As others said it pokes fun at the action/fighting style anime (and potentially a few others). It even parodies some specific characters from those kind of anime.

For example:

  • Lord Boros: Based off of Broly from Dragonball Z, a character whose fans think he is the epitome of power.

  • Garou: Could be several characters but I find him to actually be based off of Doomsday from Superman. I say Doomsday because Garou was initially a monster and could not be killed. He just kept coming back more upgraded, just like Doomsday.

  • Vaccine Man: Parody of Piccolo and Baikinman

  • Ancient King: Godzilla

  • Bang: Zeno Zoldyck from Hunter x Hunter

  • Carnage Kabuto Rage Form: Eva Unit 1 from Evangelion

  • Great Philosopher: Father from Full Metal Alchemist

  • Lightning Max: Mix of Straight Cougar from Scry-ed and some Hisoka from Hunter x Hunter

  • Metal Bat: Potentially a combo of Yusuke Urameshi and Kazuma Kuwabara from Yu Yu Hakusho

And there are many more. Just re-watch the series and take note of each character. It's amazing how many characters there are parodies of from their personalities to their resemblance and everything in between.

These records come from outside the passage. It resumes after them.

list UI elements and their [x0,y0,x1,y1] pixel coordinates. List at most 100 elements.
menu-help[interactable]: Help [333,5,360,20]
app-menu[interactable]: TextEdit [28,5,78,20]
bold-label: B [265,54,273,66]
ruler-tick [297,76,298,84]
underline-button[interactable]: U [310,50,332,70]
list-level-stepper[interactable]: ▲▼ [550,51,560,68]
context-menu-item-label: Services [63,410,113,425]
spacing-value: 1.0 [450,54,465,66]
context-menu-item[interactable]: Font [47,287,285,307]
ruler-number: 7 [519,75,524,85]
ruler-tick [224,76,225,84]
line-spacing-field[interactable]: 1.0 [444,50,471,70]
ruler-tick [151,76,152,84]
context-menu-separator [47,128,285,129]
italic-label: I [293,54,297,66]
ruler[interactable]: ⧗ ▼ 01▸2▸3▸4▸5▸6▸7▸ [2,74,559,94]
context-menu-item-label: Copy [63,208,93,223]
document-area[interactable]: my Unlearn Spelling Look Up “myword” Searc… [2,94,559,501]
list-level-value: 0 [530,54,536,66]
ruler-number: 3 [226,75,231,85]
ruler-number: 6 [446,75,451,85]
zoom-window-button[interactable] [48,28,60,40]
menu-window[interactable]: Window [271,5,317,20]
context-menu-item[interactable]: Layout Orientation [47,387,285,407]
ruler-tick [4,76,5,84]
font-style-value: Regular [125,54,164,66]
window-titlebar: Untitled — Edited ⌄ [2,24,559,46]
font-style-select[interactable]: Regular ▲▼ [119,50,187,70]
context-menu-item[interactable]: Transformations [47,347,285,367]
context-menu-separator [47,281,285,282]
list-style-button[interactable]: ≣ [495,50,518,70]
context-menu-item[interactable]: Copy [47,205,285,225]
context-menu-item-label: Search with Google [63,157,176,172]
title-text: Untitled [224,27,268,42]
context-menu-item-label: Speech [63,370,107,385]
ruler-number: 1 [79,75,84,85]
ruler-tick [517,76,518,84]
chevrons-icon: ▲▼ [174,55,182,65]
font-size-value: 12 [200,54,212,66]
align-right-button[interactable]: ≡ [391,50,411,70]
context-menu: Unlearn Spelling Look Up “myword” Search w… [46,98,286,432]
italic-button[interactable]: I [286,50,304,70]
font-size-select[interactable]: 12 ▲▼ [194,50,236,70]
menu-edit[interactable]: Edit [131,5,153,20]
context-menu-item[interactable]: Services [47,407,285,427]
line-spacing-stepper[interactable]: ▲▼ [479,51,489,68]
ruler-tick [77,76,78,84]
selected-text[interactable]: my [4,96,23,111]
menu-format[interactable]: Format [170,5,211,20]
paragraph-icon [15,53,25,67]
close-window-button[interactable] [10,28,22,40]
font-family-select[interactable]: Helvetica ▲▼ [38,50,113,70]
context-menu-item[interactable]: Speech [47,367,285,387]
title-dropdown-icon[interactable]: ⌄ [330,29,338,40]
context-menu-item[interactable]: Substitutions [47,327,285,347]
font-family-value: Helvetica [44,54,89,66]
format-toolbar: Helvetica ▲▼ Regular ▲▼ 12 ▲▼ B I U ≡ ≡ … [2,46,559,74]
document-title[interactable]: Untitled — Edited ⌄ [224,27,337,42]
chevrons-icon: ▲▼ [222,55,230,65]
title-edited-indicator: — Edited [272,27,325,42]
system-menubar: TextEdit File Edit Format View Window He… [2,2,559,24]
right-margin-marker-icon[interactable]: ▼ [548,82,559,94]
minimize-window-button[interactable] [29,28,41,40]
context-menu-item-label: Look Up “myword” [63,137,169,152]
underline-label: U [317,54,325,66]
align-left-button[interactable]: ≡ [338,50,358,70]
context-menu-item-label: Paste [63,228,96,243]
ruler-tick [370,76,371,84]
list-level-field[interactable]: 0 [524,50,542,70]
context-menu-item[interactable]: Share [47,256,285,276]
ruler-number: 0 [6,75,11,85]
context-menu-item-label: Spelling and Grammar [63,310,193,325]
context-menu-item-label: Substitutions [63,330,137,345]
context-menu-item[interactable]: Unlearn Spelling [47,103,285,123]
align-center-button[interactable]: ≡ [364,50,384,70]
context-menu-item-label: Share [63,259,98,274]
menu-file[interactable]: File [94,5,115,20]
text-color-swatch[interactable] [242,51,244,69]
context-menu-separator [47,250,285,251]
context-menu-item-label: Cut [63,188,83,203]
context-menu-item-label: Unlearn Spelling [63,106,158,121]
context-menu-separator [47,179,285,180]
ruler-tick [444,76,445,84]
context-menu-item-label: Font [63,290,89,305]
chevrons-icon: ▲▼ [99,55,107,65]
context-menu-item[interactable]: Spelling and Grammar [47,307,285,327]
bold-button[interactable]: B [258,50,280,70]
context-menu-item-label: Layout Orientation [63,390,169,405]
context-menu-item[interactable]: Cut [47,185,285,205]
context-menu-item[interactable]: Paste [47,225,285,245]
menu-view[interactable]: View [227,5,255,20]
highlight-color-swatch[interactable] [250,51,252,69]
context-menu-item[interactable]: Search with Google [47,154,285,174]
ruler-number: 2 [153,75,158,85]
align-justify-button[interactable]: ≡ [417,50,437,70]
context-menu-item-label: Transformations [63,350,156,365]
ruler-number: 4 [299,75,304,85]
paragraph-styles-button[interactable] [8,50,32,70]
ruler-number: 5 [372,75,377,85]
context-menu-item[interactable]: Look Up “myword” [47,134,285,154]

I would assume, that, the concept itself, of a character that would immediately vanquish any foe, no matter how tall, strong, heavy, experienced, etc, with just one punch, would obviously be intended as the ultimate parody, in itself. My only real question would be: when the OPM video game is released, does OPM simply throw the punch, or, is there a fourteen button sequence that needs to be learned?


Another thing to consider would be when someone is talking about their backstory or how powerful they are. In Shonen, characters seem to drone on about themselves and OPM tends to get bored of it and interrupts them to get to the point of their interaction. He has the attitude of "shut up and let's get to it" because he'd rather just get it over with and go on with his day.